Mas se o conteúdo é a forma da matéria, como creio, eu diria que a maior sedução destes textos provém da sua íntima substância. De testando o vago e o impressionismo, não estamos perante um raciocínio lógico, nem seco nem frio. Nestas crónicas, prolongamento de Frei Bento como pessoa, o seu raciocínio nunca está separado da massa sensível que habita as coisas e os seres. Ao ler-se Frei Bento Domingues, percebe-se que se está perante um homem aberto à grandeza. À grandeza do cosmos, à magnânima fragilidade do humano, ao rosto irrepetível nas multidões, à pele da História, inocente e deslumbrado como se fosse um poeta, que só o não é formalmente, porque o poeta faz experiência do escuro e exibe a escuridão como medida, e Frei Bento é um poeta que escolheu à partida a luz do princípio iluminado, e fez dele o seu método de clareza. Porém, dentro de si, conserva intactas essas duas coisas. Só assim se entende que seja um pregador tão hábil, homem de cerimónia e de parcimónia, capaz da paciência e da piedade pelos outros, no circuito do próprio raciocínio. Alguém que discorda, surge contra mas não se in-surge, não cria cisma. Entre os seus, percebe-se muito bem o que recusa, como recusa, porque recusa. O próprio Papa e o Cardeal Ratzinger, bem como Fátima e outras entidades, são figuras que surgem no rodapé dos seus reparos. Há nele, porém, uma forma cordata de discórdia, que passa muito mais pela insistência do que pela indignação. Aliás, em relação aos grandes problemas, depreende-se-lhe uma constante de procedimento notável – é frequente Frei Bento desenvolver um raciocínio, deixá-lo a vibrar intensamente em torno da tese que advoga, para depois suspendê-lo e terminar sem dar o golpe fatal, ficando o raciocínio em aberto, à disposição duma resposta, como se fosse uma conversa interrompida. Por vezes, só assim se entende a sua oposição, ou a sua resistência, ou o seu destinatário, quando posteriormente volta ao assunto, retomando-o pela ponta do ziguezague interrompido. Também só assim se entende como nestas crónicas, bem como nas anteriores e nas posteriores, se desenvolve toda uma cultura de compreensão do papel dos mais vulneráveis, divergente do pensamento dominante, como sucede, por exemplo, no caso das mulheres, tema desenvolvido cautelosamente, sob o anteparo for mal desse tipo de raciocínio inatacável, interrompido no momento exacto.

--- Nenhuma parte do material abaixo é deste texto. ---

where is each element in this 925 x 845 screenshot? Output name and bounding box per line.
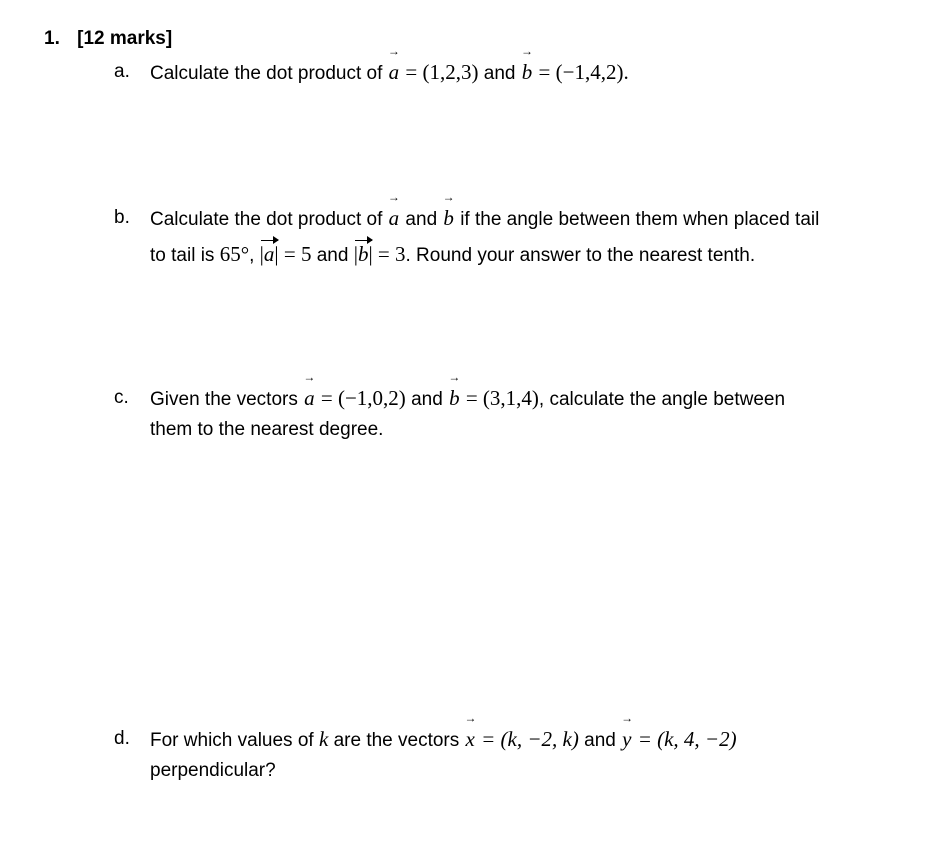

Mas nem sempre é assim. Por vezes, o pregador da crónica toma a realidade e os factos, e denuncia a incongruência, o anacronismo, o interesse próprio, o miserabilismo mental, juntando as pontas que o evidenciam, munido da ironia. Exemplar nessa desmontagem é a Crónica “a Capital do Bruxedo”, quinta crónica deste livro, peça literária notável. Outras vezes, deixa-se comover pela irritação e pela revolta. Falando do Peru, país maravilhoso da América Latina, aviltado socialmente de todas as maneiras, e referindo-se em particular à cidade de Lima, Frei Bento não tem rebuço em declarar – A porta para este mundo fabuloso é um nojo. Lê-se na primeira crónica desta série. Também na última, a quinquagésima primeira, a que tem por cenário o Chile, a propósito do crescimento económico sustentado, e da cultura do contentamento dos afortunados, pode ler-se – “Há (...) muitos sinais, extremamente violentos, de que os enganados, os excluídos, podem reagir por vias do desespero. Já vai sendo tempo de perceber que fora da solidariedade, fruto do compromisso social e da compaixão, não se pode encontrar uma sabedoria partilhável para viver com dignidade neste mundo”. Estes, aliás, são os últimos parágrafos com que termina o volume As Religiões e a Cultura da Paz.

Dado o que está a acontecer, sete anos depois, poder-se-á perguntar se acaso Frei Bento não foi profeta. Dever-se-á responder que não, que Frei Bento, felizmente, não é um profeta. Trata-se apenas de um homem lúcido, nosso contemporâneo, que leva a coragem, de par com o discernimento e a beleza, na ponta dos seus pés, e não se queixa da mágoa que lhe causa – Foi assim que o conheci pela primeira vez, num inverno já distante, a caminhar numa praia, e a associar a força das ondas encadeadas como se fossem uma sombra de Deus. Do seu misericordioso Deus, que vê no rosto de todos, mas não impõe a ninguém.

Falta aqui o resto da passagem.